Вэллери приподнялся, упершись локтем: решение у него уже созрело. Он улыбнулся Тэрнеру, и лицо его снова стало почти мальчишеским.

– Сигнал всем судам конвоя и кораблям эскорта: «Прорываться на север».

Тэрнер изумленно уставился на командира.

– На север? Вы сказали «на север»? Но ведь приказ адмиралтейства…

– Я сказал: на север, – невозмутимо повторил Вэл-лери. – Мне безразлично, как отнесется к этому адмиралтейство. Мы и так достаточно долго шли у него на поводу. Мы захлопнули капкан. Что ему ещё надо? Если повернуть на север, у конвоя остаются шансы уцелеть – шансы, возможно, ничтожные, но можно будет хоть постоять за себя.

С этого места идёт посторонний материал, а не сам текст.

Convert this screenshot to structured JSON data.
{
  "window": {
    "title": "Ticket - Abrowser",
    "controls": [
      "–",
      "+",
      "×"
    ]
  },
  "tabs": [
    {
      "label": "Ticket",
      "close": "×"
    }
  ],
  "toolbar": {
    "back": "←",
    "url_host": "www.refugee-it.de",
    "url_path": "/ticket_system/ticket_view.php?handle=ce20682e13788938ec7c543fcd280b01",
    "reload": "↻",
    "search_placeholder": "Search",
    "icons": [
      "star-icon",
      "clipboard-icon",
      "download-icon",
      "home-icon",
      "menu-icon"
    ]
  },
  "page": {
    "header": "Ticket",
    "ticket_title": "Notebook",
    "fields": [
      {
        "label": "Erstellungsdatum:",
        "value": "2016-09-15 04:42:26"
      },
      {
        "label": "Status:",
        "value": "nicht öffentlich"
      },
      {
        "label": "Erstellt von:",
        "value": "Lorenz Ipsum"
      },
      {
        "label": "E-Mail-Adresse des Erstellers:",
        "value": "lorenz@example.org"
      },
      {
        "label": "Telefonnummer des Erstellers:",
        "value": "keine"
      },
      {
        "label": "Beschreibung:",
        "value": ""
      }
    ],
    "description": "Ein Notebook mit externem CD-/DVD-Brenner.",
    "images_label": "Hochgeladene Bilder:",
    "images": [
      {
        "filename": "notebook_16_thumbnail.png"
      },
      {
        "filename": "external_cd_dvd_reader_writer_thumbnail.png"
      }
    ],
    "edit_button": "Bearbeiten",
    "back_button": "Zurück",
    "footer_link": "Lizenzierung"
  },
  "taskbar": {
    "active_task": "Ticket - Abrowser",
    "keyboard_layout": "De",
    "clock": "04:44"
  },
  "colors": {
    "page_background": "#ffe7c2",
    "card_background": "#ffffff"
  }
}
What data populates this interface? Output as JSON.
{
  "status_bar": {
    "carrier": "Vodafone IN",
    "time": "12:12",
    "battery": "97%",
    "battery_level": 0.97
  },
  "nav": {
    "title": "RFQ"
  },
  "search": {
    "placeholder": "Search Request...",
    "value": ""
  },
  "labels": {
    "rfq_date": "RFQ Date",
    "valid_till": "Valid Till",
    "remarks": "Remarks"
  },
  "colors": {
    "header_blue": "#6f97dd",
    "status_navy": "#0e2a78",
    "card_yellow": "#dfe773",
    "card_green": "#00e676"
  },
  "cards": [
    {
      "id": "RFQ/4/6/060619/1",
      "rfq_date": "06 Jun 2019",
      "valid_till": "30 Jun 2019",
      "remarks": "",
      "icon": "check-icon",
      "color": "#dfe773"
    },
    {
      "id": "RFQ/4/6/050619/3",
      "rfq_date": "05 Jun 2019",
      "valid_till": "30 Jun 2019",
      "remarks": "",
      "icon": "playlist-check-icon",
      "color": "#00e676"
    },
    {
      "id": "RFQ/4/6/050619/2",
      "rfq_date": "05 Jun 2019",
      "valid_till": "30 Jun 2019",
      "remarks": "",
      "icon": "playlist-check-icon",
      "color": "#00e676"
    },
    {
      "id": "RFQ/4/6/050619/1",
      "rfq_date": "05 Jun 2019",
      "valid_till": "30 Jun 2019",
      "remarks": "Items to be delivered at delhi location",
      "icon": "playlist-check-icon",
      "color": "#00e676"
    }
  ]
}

Продолжать двигаться на восток – самоубийство. – Он снова улыбнулся, почти мечтательно. – Чем дело кончится – неважно, – произнес он негромко. – Думаю, мне не придется краснеть за свое решение. Ни теперь, ни потом.

Тэрнер просиял.

– Есть приказать повернуть на север, адмирал.

– Сообщите о решении командующему, – продолжал Вэллери. – Запросите у флагманского штурмана курс сближения с конвоем. Передайте конвою, что мы будем следовать за ним, прикрывая отход судов. Как долго мы сумеем продержаться, другой вопрос. Не будем обманывать себя. Уцелеть у нас один шанс из тысячи… Что нам ещё остается сделать, старпом?

– Помолиться, – лаконично ответил Тэрнер.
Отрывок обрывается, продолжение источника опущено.